Fußball-Drittligist FC Rot-Weiß Erfurt reist trotz des Fehlstarts in die neue Saison zuversichtlich zum Aufstiegsanwärter FC Ingolstadt. Mindestens ein Punkt wollen die Thüringer im zweiten Auswärtsspiel erringen.
«Sicher sind drei Zähler nicht realistisch, da der Aufstieg nur über Ingolstadt gehen wird», sagt Trainer Rainer Hörgl. Doch die gute Leistung im DFB-Pokalspiel gegen Zweitligist MSV Duisburg (1:2) sorgt für Optimismus im Rot-Weiß-Lager: «Da hat die Mannschaft gesehen, was möglich ist», so der Trainer, der seinen Spielern eine deutliche Steigerung gegenüber den ersten beiden Meisterschafts-Partien (0:0 bei Bremen II, 0:2 gegen Offenbach) attestierte.
Allerdings sieht Hörgl in der Defensivarbeit im Mittelfeld noch Defizite: «Da fehlt es an Aggressivität, um die Pässe des Gegners besser unterbinden zu können.» Auch das Abschlussverhalten bereitet dem Trainer Sorgen.

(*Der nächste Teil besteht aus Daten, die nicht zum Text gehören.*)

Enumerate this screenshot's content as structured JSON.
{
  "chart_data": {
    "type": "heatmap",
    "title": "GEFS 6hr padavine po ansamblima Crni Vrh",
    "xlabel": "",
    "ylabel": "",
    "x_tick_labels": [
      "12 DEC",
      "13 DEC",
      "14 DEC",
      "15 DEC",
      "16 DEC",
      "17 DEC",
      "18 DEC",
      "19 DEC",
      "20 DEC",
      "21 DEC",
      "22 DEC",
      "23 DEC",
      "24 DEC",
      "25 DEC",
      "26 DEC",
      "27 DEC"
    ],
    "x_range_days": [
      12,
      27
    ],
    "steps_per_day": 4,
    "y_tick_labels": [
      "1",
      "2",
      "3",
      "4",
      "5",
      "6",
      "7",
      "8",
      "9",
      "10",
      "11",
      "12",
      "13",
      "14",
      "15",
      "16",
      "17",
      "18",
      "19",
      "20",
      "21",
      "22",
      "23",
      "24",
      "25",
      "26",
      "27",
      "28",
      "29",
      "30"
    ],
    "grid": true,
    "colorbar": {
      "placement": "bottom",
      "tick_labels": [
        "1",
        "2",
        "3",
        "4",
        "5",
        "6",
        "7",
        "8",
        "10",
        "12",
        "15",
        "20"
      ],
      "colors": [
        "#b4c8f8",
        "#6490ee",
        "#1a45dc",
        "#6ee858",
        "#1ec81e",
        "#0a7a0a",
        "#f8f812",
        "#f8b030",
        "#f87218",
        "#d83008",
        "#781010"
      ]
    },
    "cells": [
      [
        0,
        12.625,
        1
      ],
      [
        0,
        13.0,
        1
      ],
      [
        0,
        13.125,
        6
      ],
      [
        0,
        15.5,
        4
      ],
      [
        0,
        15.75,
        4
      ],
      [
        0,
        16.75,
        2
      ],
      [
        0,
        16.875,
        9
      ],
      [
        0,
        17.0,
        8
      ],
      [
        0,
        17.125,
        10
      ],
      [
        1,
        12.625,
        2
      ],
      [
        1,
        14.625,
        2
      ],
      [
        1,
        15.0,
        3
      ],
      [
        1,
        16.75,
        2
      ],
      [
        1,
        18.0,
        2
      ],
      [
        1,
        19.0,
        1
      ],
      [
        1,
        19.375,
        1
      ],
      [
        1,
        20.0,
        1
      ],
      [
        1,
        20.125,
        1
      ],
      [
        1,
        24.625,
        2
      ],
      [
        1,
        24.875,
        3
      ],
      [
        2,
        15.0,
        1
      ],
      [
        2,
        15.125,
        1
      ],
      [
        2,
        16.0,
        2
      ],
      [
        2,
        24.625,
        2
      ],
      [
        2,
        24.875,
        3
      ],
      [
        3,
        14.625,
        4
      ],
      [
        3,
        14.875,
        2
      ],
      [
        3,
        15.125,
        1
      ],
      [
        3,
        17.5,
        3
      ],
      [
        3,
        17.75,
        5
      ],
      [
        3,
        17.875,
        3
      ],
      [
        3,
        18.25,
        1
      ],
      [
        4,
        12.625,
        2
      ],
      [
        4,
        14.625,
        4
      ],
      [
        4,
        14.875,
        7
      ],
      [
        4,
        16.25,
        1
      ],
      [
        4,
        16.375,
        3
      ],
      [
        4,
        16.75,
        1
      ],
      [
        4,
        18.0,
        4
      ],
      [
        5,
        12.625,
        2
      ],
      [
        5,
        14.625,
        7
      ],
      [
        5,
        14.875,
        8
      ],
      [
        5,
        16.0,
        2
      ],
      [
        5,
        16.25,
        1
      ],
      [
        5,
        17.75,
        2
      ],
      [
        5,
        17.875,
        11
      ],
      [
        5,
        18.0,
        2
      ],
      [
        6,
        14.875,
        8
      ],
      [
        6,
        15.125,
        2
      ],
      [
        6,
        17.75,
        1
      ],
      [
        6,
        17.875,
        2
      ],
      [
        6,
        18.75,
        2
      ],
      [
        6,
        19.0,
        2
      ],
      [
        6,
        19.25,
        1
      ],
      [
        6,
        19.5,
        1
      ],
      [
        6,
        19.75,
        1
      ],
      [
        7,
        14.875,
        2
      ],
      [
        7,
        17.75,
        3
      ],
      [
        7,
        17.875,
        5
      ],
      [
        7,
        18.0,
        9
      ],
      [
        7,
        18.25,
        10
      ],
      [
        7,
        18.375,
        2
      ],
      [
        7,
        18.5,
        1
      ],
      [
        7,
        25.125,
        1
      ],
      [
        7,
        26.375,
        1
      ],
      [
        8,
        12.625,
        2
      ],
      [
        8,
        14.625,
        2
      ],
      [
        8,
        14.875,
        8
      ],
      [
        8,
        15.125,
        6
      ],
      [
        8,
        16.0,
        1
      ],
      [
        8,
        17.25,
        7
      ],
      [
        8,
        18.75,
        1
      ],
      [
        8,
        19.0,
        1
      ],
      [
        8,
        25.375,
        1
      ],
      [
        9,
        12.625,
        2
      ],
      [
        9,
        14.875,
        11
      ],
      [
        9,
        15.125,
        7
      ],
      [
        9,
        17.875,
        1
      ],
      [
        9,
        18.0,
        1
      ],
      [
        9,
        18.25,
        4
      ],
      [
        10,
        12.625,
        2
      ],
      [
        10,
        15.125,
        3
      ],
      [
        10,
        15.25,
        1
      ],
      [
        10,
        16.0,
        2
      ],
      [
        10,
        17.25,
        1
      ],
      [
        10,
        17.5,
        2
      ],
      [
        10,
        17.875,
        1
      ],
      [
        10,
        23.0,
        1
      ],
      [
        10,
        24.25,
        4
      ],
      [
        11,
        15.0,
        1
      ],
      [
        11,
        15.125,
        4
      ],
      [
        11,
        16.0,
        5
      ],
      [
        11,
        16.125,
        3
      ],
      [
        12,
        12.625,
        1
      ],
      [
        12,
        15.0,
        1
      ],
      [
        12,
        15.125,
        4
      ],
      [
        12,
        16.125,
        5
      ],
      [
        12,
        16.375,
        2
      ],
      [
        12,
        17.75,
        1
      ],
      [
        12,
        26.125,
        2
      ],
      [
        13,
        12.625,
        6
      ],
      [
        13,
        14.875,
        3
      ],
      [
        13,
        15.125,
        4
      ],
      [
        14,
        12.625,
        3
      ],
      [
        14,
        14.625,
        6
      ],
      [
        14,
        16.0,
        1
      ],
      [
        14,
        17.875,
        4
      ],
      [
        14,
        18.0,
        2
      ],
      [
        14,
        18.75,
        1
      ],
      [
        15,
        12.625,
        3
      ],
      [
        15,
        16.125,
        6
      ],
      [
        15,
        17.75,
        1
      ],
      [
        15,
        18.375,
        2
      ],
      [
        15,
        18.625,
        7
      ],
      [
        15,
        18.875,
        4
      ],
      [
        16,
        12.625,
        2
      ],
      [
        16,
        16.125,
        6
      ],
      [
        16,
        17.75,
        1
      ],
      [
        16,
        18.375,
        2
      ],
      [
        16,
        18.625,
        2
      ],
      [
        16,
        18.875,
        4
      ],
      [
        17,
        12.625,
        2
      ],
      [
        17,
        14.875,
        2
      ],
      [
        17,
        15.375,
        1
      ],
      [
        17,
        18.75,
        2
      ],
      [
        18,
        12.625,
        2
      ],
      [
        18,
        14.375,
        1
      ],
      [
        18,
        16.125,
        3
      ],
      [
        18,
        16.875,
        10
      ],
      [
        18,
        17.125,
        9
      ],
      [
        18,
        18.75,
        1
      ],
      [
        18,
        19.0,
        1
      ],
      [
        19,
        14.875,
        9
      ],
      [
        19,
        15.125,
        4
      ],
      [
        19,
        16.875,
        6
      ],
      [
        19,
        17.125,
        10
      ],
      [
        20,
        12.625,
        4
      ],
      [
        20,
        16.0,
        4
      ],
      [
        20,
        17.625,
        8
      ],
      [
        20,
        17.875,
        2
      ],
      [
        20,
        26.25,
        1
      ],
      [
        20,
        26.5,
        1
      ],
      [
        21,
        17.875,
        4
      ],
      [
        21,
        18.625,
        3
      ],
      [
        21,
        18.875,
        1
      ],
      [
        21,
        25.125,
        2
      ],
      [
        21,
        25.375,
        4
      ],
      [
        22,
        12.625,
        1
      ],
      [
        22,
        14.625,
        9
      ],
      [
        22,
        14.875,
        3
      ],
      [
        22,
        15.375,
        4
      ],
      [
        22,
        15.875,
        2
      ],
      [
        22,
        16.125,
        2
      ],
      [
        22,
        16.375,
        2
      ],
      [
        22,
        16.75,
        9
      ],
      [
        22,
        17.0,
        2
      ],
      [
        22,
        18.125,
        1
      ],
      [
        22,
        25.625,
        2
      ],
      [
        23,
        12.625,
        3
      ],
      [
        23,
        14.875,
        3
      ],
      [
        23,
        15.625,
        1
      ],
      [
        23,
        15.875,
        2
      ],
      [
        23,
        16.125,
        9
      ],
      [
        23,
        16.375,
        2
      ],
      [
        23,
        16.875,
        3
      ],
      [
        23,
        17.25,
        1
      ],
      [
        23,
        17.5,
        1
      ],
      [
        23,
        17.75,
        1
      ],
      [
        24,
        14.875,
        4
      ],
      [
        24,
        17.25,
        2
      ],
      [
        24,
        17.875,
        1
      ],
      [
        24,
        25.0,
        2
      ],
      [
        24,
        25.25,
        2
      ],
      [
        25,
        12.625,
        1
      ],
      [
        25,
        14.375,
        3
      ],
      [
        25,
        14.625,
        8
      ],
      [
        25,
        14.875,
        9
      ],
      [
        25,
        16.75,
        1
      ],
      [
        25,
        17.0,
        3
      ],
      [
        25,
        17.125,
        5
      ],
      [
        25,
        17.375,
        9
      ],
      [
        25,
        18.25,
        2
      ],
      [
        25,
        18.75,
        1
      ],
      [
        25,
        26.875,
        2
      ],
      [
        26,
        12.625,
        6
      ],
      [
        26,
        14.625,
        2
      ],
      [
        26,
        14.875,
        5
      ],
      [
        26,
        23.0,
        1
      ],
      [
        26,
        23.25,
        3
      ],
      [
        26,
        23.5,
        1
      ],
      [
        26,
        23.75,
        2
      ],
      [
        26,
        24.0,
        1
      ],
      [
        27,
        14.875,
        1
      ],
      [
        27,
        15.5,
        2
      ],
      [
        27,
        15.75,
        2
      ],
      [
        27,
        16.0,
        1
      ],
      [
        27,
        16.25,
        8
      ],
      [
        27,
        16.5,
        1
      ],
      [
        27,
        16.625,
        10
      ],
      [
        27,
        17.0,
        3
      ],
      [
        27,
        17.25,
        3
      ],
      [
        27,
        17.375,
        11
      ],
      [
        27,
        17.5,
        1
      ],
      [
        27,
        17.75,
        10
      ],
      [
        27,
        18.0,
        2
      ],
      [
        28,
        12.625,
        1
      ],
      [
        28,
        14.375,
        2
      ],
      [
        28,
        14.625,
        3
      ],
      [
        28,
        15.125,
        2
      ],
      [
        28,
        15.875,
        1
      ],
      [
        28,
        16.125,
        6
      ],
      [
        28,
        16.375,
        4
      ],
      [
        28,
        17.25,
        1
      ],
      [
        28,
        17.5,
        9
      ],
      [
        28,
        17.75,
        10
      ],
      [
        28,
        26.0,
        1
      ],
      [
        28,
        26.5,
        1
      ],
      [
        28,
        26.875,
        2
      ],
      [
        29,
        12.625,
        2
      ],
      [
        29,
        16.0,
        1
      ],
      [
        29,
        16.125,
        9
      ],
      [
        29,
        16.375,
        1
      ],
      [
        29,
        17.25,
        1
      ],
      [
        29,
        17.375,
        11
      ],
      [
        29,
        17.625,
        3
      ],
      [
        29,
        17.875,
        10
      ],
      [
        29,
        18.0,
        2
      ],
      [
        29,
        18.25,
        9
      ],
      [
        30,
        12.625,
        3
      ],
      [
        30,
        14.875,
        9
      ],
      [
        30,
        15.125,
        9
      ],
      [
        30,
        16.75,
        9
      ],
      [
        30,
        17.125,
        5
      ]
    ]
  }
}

Insbesondere Massimo Cannizzaro, der beste Torschütze der vergangenen Saison, hätte «eine Blockade im Kopf», die es zu lösen gelte. Vermutlich kriegt der Deutsch-Italiener in Ingolstadt eine erneute Chance. Vertreter Chhunly Pagenburg hat sich im Training eine Knieverletzung zugezogen und fällt wohl aus. Eine MRT-Untersuchung soll Klarheit bringen. Definitiv nicht auflaufen kann Mittelfeldakteur Sebastian Becker, der sich einen Muskelfaserriss im Oberschenkel zugezogen hat. Für ihn rückt Martin Hauswald erstmals in die Anfangself. Anstelle des gegen Duisburg enttäuschenden Fabian Stenzel übernimmt Dennis Malura wieder die Position auf der rechten Abwehrseite.